My field research for my thesis about street youth in Mexico City, Mexico showed me this. I began with naive, idealistic notions that I would help poor, suffering street youth transition to shelters. I was shocked to learn when joining Casa Alianza's street educators that most of the youth did NOT want to leave the streets. Drug addiction, specifically to inhaled pipe solvent, "activo", was a prime reason, nonetheless some of the youth seemed, dare I say it - happier - to live on the street than elsewhere. We'd play UNO or soccer with street youth on the street, hoping to eventually persuade them to go to a shelter. The kids would joke around, laugh, and play with the street dogs they'd adopted. Yes, there was squalor, and yes, most kids would sneak sniffs of their "monos" (toilet paper soaked in "activo") every few minutes, yet at least for moments, these kids could find joy, despite the circumstances.
Does this mean we should stop working to solve issues of homelessness, or more importantly, the root social causes with the excuse that people can be happy despite material poverty?
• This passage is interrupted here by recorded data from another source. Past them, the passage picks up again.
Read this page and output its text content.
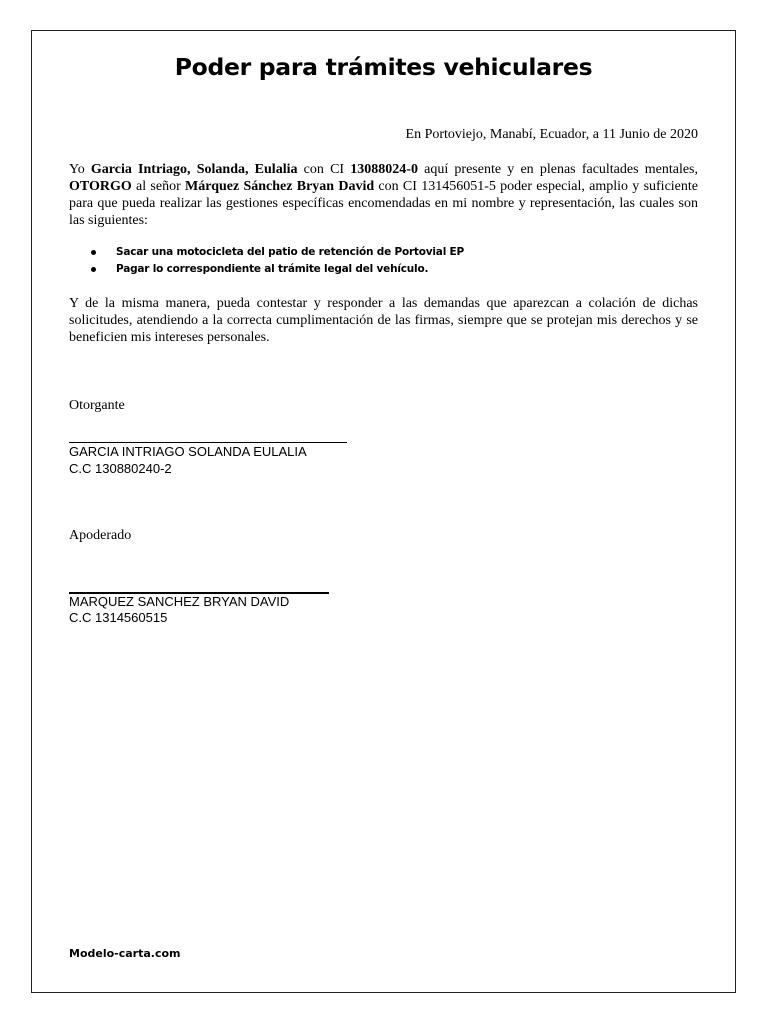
Poder para trámites vehiculares
En Portoviejo, Manabí, Ecuador, a 11 Junio de 2020
Yo Garcia Intriago, Solanda, Eulalia con CI 13088024-0 aquí presente y en plenas facultades mentales, OTORGO al señor Márquez Sánchez Bryan David con CI 131456051-5 poder especial, amplio y suficiente para que pueda realizar las gestiones específicas encomendadas en mi nombre y representación, las cuales son las siguientes:
Sacar una motocicleta del patio de retención de Portovial EP
Pagar lo correspondiente al trámite legal del vehículo.
Y de la misma manera, pueda contestar y responder a las demandas que aparezcan a colación de dichas solicitudes, atendiendo a la correcta cumplimentación de las firmas, siempre que se protejan mis derechos y se beneficien mis intereses personales.
Otorgante
GARCIA INTRIAGO SOLANDA EULALIA
C.C 130880240-2
Apoderado
MARQUEZ SANCHEZ BRYAN DAVID
C.C 1314560515
Modelo-carta.com
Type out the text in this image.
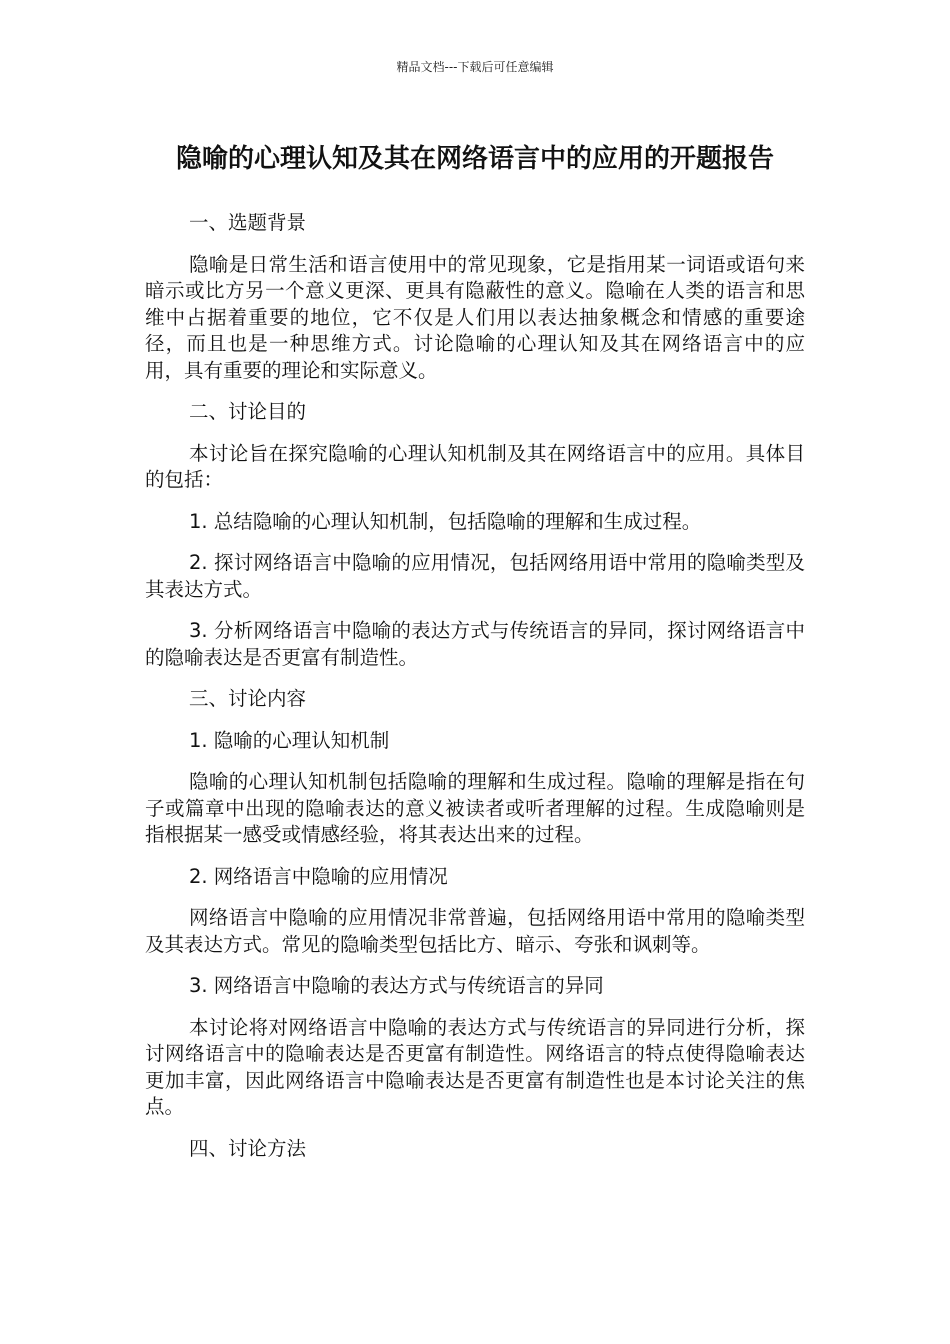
精品文档---下载后可任意编辑
隐喻的心理认知及其在网络语言中的应用的开题报告

一、选题背景

隐喻是日常生活和语言使用中的常见现象，它是指用某一词语或语句来暗示或比方另一个意义更深、更具有隐蔽性的意义。隐喻在人类的语言和思维中占据着重要的地位，它不仅是人们用以表达抽象概念和情感的重要途径，而且也是一种思维方式。讨论隐喻的心理认知及其在网络语言中的应用，具有重要的理论和实际意义。

二、讨论目的

本讨论旨在探究隐喻的心理认知机制及其在网络语言中的应用。具体目的包括：

1. 总结隐喻的心理认知机制，包括隐喻的理解和生成过程。

2. 探讨网络语言中隐喻的应用情况，包括网络用语中常用的隐喻类型及其表达方式。

3. 分析网络语言中隐喻的表达方式与传统语言的异同，探讨网络语言中的隐喻表达是否更富有制造性。

三、讨论内容

1. 隐喻的心理认知机制

隐喻的心理认知机制包括隐喻的理解和生成过程。隐喻的理解是指在句子或篇章中出现的隐喻表达的意义被读者或听者理解的过程。生成隐喻则是指根据某一感受或情感经验，将其表达出来的过程。

2. 网络语言中隐喻的应用情况

网络语言中隐喻的应用情况非常普遍，包括网络用语中常用的隐喻类型及其表达方式。常见的隐喻类型包括比方、暗示、夸张和讽刺等。

3. 网络语言中隐喻的表达方式与传统语言的异同

本讨论将对网络语言中隐喻的表达方式与传统语言的异同进行分析，探讨网络语言中的隐喻表达是否更富有制造性。网络语言的特点使得隐喻表达更加丰富，因此网络语言中隐喻表达是否更富有制造性也是本讨论关注的焦点。

四、讨论方法
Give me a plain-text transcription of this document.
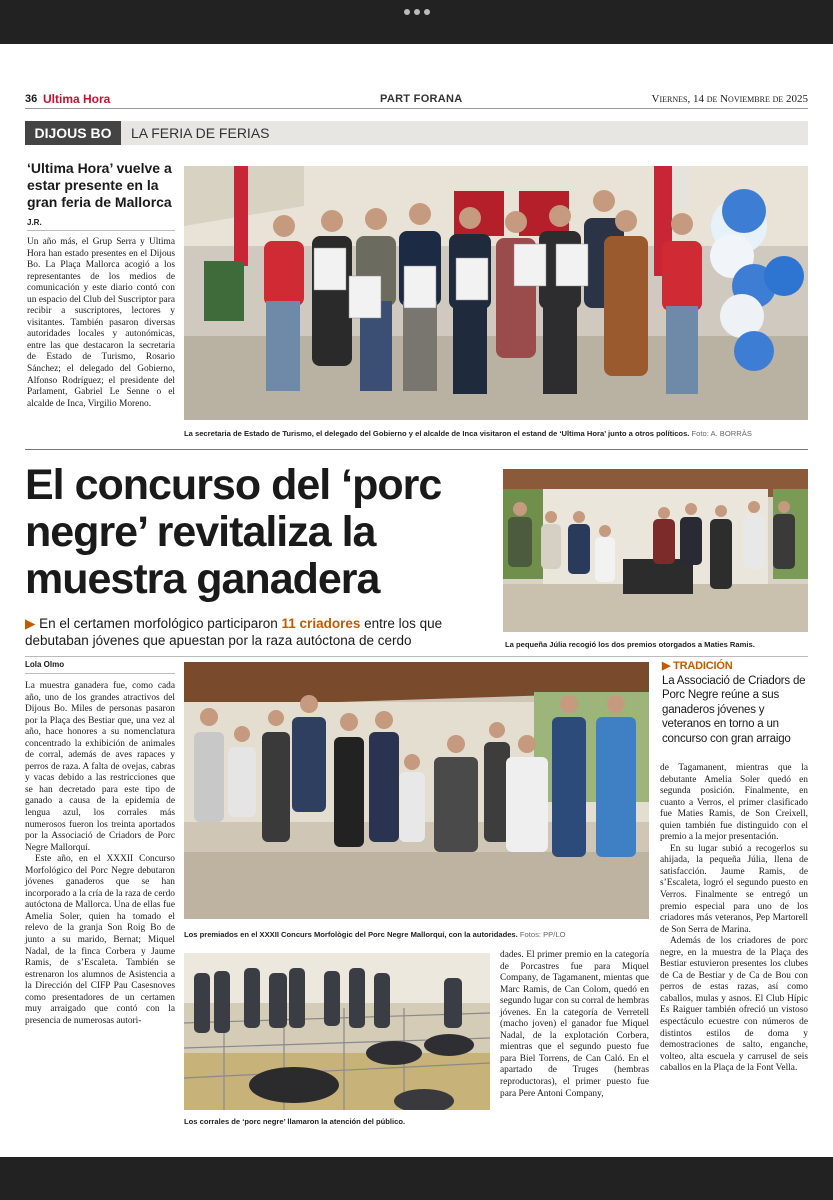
36 Ultima Hora	PART FORANA	Viernes, 14 de Noviembre de 2025
DIJOUS BO	LA FERIA DE FERIAS
‘Ultima Hora’ vuelve a estar presente en la gran feria de Mallorca
J.R.

Un año más, el Grup Serra y Ultima Hora han estado presentes en el Dijous Bo. La Plaça Mallorca acogió a los representantes de los medios de comunicación y este diario contó con un espacio del Club del Suscriptor para recibir a suscriptores, lectores y visitantes. También pasaron diversas autoridades locales y autonómicas, entre las que destacaron la secretaria de Estado de Turismo, Rosario Sánchez; el delegado del Gobierno, Alfonso Rodríguez; el presidente del Parlament, Gabriel Le Senne o el alcalde de Inca, Virgilio Moreno.

La secretaria de Estado de Turismo, el delegado del Gobierno y el alcalde de Inca visitaron el estand de ‘Ultima Hora’ junto a otros políticos. Foto: A. BORRÀS
El concurso del ‘porc negre’ revitaliza la muestra ganadera
▶ En el certamen morfológico participaron 11 criadores entre los que debutaban jóvenes que apuestan por la raza autóctona de cerdo	La pequeña Júlia recogió los dos premios otorgados a Maties Ramis.
Lola Olmo

La muestra ganadera fue, como cada año, uno de los grandes atractivos del Dijous Bo. Miles de personas pasaron por la Plaça des Bestiar que, una vez al año, hace honores a su nomenclatura concentrado la exhibición de animales de corral, además de aves rapaces y perros de raza. A falta de ovejas, cabras y vacas debido a las restricciones que se han decretado para este tipo de ganado a causa de la epidemia de lengua azul, los corrales más numerosos fueron los treinta aportados por la Associació de Criadors de Porc Negre Mallorquí.

Este año, en el XXXII Concurso Morfológico del Porc Negre debutaron jóvenes ganaderos que se han incorporado a la cría de la raza de cerdo autóctona de Mallorca. Una de ellas fue Amelia Soler, quien ha tomado el relevo de la granja Son Roig Bo de junto a su marido, Bernat; Miquel Nadal, de la finca Corbera y Jaume Ramis, de s’Escaleta. También se estrenaron los alumnos de Asistencia a la Dirección del CIFP Pau Casesnoves como presentadores de un certamen muy arraigado que contó con la presencia de numerosas autori-

Los premiados en el XXXII Concurs Morfològic del Porc Negre Mallorquí, con la autoridades. Fotos: PP/LO
Los corrales de ‘porc negre’ llamaron la atención del público.

dades. El primer premio en la categoría de Porcastres fue para Miquel Company, de Tagamanent, mientas que Marc Ramis, de Can Colom, quedó en segundo lugar con su corral de hembras jóvenes. En la categoría de Verretell (macho joven) el ganador fue Miquel Nadal, de la explotación Corbera, mientras que el segundo puesto fue para Biel Torrens, de Can Caló. En el apartado de Truges (hembras reproductoras), el primer puesto fue para Pere Antoni Company,

▶ TRADICIÓN
La Associació de Criadors de Porc Negre reúne a sus ganaderos jóvenes y veteranos en torno a un concurso con gran arraigo

de Tagamanent, mientras que la debutante Amelia Soler quedó en segunda posición. Finalmente, en cuanto a Verros, el primer clasificado fue Maties Ramis, de Son Creixell, quien también fue distinguido con el premio a la mejor presentación.

En su lugar subió a recogerlos su ahijada, la pequeña Júlia, llena de satisfacción. Jaume Ramis, de s’Escaleta, logró el segundo puesto en Verros. Finalmente se entregó un premio especial para uno de los criadores más veteranos, Pep Martorell de Son Serra de Marina.

Además de los criadores de porc negre, en la muestra de la Plaça des Bestiar estuvieron presentes los clubes de Ca de Bestiar y de Ca de Bou con perros de estas razas, así como caballos, mulas y asnos. El Club Hípic Es Raiguer también ofreció un vistoso espectáculo ecuestre con números de distintos estilos de doma y demostraciones de salto, enganche, volteo, alta escuela y carrusel de seis caballos en la Plaça de la Font Vella.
Absolutely not. Those of us who are fortunate enough to act should. Moreover, helping others is key to happiness, as is knowing that others want to help you. Perhaps the street youth seemed happier when we interacted with them because they knew we cared.
My point is that we are more resilient than we realize and capable of finding happiness in the most unhappy of circumstances. This series of TedTalks on happiness highlight how happiness does not stem from external success, or even freedom of choice, or any external circumstances, but from helping others, meaningful relationships, gratitude, and doing what we love. The implications of these findings are both empowering and intimidating. The responsibility of happiness is on us: waiting around hoping that an external change (better job, better relationship, better house) will automatically bring us happiness is futile. We all have more power than we realize over our own happiness, although there are serious obstacles such as physical and mental illness, extreme deprivation, stress and grief. Still, my question is, if a 14-year-old from an abusive home, living on the streets in Mexico City, eking out enough to survive by washing car windows, can find happiness, at least for fleeting moments, why can't we all?